To stay on top of the ever-changing healthcare landscape, Horwood emphasizes that pharma CMOs must serve as a “dot connector” and a bridge — and always maintain a sharp focus on the external landscape, identifying how messaging is received, digested and acted upon. While there are other roles within pharma that are customer-focused, like patient advocacy, Horwood sees the CMO role as uniquely positioned to be 100% focused on the data behind the consumer’s needs.

“I have that bird’s-eye view, particularly because of the data and the ecosystem we’ve put in place to automate our marketing and personalize it,” Horwood says. “I have the ability to see patterns and trends. I see my job as connecting the dots — not necessarily coming up with all the solutions — but reflecting on what could be early warning signals, or just signals from our users out there.”

CMO goals in 2025

Most CMOs interviewed agree that the primary demand placed on the role is financial: Marketing must demonstrate impact and boost sales. “Everything that we’re doing has to move the needle with reputation and sales,” Cronin says. 

Communicating the story of how you’re creating impact internally is also important, especially given the latest challenges of a volatile market, uncertain economy and geopolitical environment — which can all impact consumer behaviors.

“You have to have the numbers to show it, but your partners in the company need to understand it as well, so that everyone aligns and says, ‘Yes, we should be doing this marketing. We believe in this campaign,’” Cronin says.

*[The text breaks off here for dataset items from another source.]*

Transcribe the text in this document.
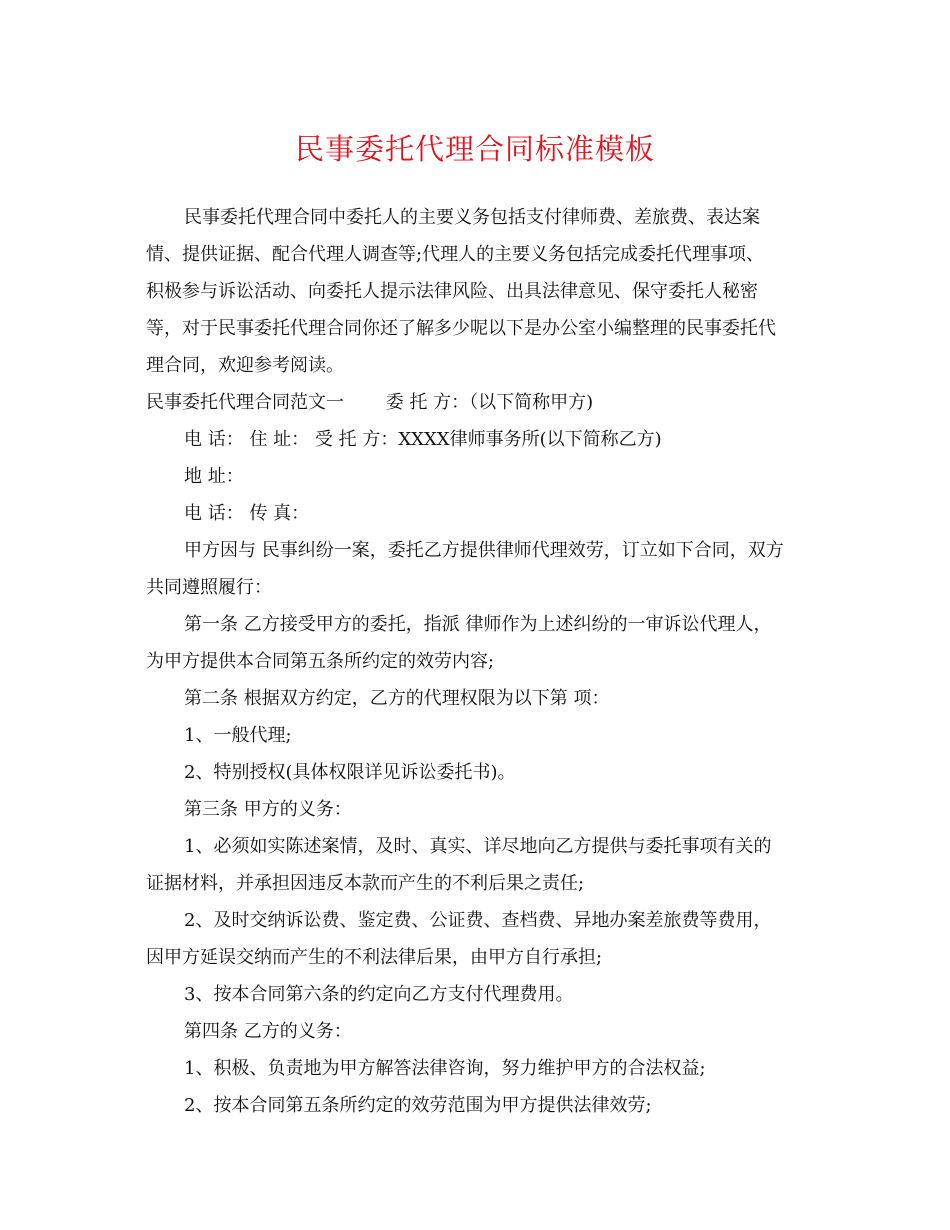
民事委托代理合同标准模板
民事委托代理合同中委托人的主要义务包括支付律师费、差旅费、表达案
情、提供证据、配合代理人调查等;代理人的主要义务包括完成委托代理事项、
积极参与诉讼活动、向委托人提示法律风险、出具法律意见、保守委托人秘密
等，对于民事委托代理合同你还了解多少呢以下是办公室小编整理的民事委托代
理合同，欢迎参考阅读。
民事委托代理合同范文一　　 委 托 方：（以下简称甲方)
电 话： 住 址： 受 托 方：XXXX律师事务所(以下简称乙方)
地 址：
电 话： 传 真：
甲方因与 民事纠纷一案，委托乙方提供律师代理效劳，订立如下合同，双方
共同遵照履行：
第一条 乙方接受甲方的委托，指派 律师作为上述纠纷的一审诉讼代理人，
为甲方提供本合同第五条所约定的效劳内容;
第二条 根据双方约定，乙方的代理权限为以下第 项：
1、一般代理;
2、特别授权(具体权限详见诉讼委托书)。
第三条 甲方的义务：
1、必须如实陈述案情，及时、真实、详尽地向乙方提供与委托事项有关的
证据材料，并承担因违反本款而产生的不利后果之责任;
2、及时交纳诉讼费、鉴定费、公证费、查档费、异地办案差旅费等费用，
因甲方延误交纳而产生的不利法律后果，由甲方自行承担;
3、按本合同第六条的约定向乙方支付代理费用。
第四条 乙方的义务：
1、积极、负责地为甲方解答法律咨询，努力维护甲方的合法权益;
2、按本合同第五条所约定的效劳范围为甲方提供法律效劳;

That’s where measurement and analytics come into play, something CMOs pinpointed as another demand placed on them. While marketers are able to measure outcomes across digital channels better than ever before, there’s still an opportunity to gather more real-world outcome data, leverage predictive analytics more, and know where to shift marketing dollars in advance.

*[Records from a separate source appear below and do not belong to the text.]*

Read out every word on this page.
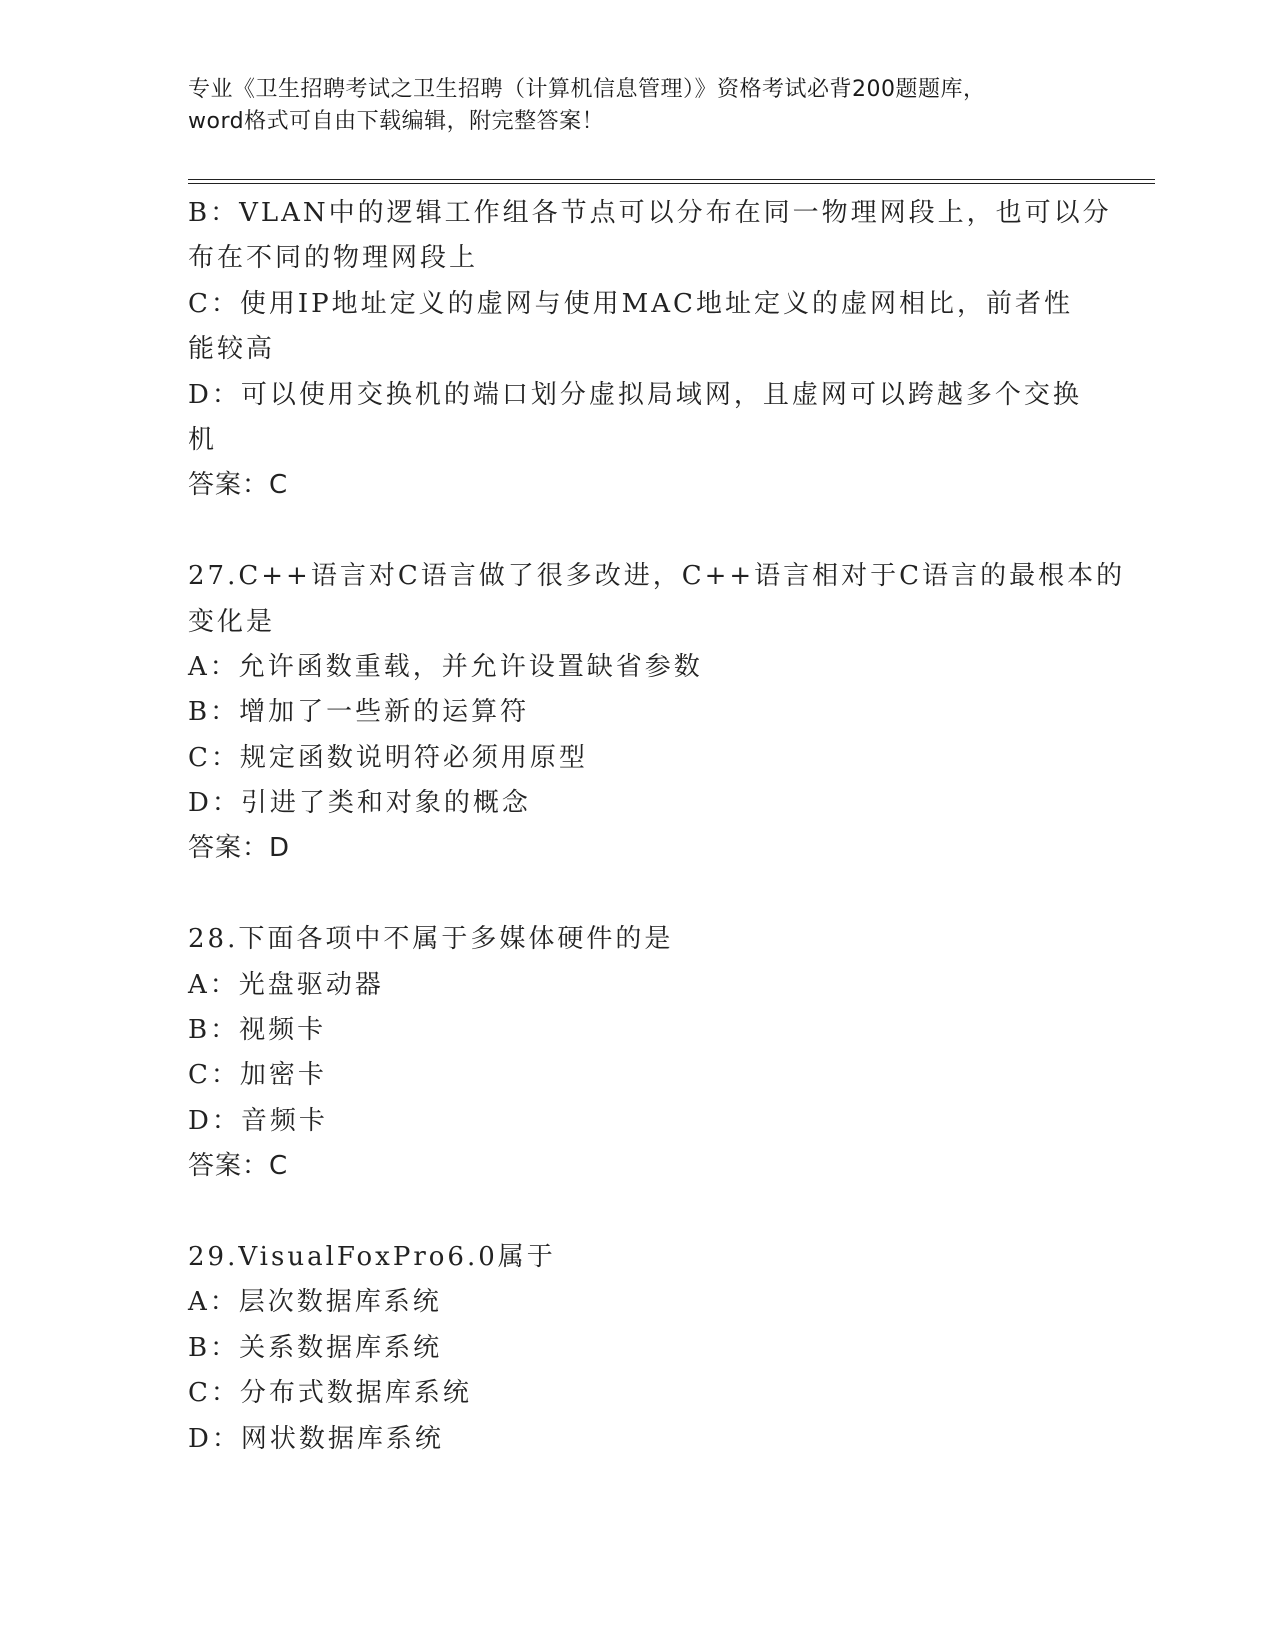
专业《卫生招聘考试之卫生招聘（计算机信息管理）》资格考试必背200题题库，
word格式可自由下载编辑，附完整答案！
B：VLAN中的逻辑工作组各节点可以分布在同一物理网段上，也可以分
布在不同的物理网段上
C：使用IP地址定义的虚网与使用MAC地址定义的虚网相比，前者性
能较高
D：可以使用交换机的端口划分虚拟局域网，且虚网可以跨越多个交换
机
答案：C
27.C++语言对C语言做了很多改进，C++语言相对于C语言的最根本的
变化是
A：允许函数重载，并允许设置缺省参数
B：增加了一些新的运算符
C：规定函数说明符必须用原型
D：引进了类和对象的概念
答案：D
28.下面各项中不属于多媒体硬件的是
A：光盘驱动器
B：视频卡
C：加密卡
D：音频卡
答案：C
29.VisualFoxPro6.0属于
A：层次数据库系统
B：关系数据库系统
C：分布式数据库系统
D：网状数据库系统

“We need to demonstrate real-world value and constantly show in-real time that the marketing is working,” Cronin says. “These are the things that are an ongoing opportunity and a challenge.”

Among other demands and goals, CMOs identified constant adaptability as market and technology cycles move faster than regulatory cycles; data fluency; and multichannel fluency.

Finally, there’s more of a focus on developing trust with consumers — and trust in science, according to Katie Williams, CMO at Haleon, GSK’s spin-off consumer health unit.

Twenty years ago, consumers may have been getting most of their health information from traditional experts like doctors or dentists. As the healthcare landscape has become more complex, so has sources of consumer information, ranging from Google to TikTok to ChatGPT. Lifestyle influencers and creators now hold more power than traditional experts in many cases.

“In the past, the trust equation might have been a bit simpler: Science plus expertise equals trust, right?” Williams notes. “But now, because consumers have access to so much information and data, that simple equation doesn’t always necessarily equate to trust.”

Amid growing misinformation, people are often having challenges sifting through and identifying what’s valuable— an issue that will only accelerate as AI powers more data. The questions CMOs grapple with include how consumers are getting their information and whether they can trust the sources, even if it’s an AI platform like ChatGPT spitting the content out.

The trust equation will become more complex — pairing physicians with TikTok creators with AI platforms, for example — but the focus on translating accurate science will stay the same, Williams stressed.

“Our definition of expertise has evolved, but our commitment to science hasn’t,” Williams says. “We have to take that science and package it up in different ways so it’s more relatable, understandable and accessible, and meets consumers where they are. It requires you to change your thinking, because trust is more important than ever before.”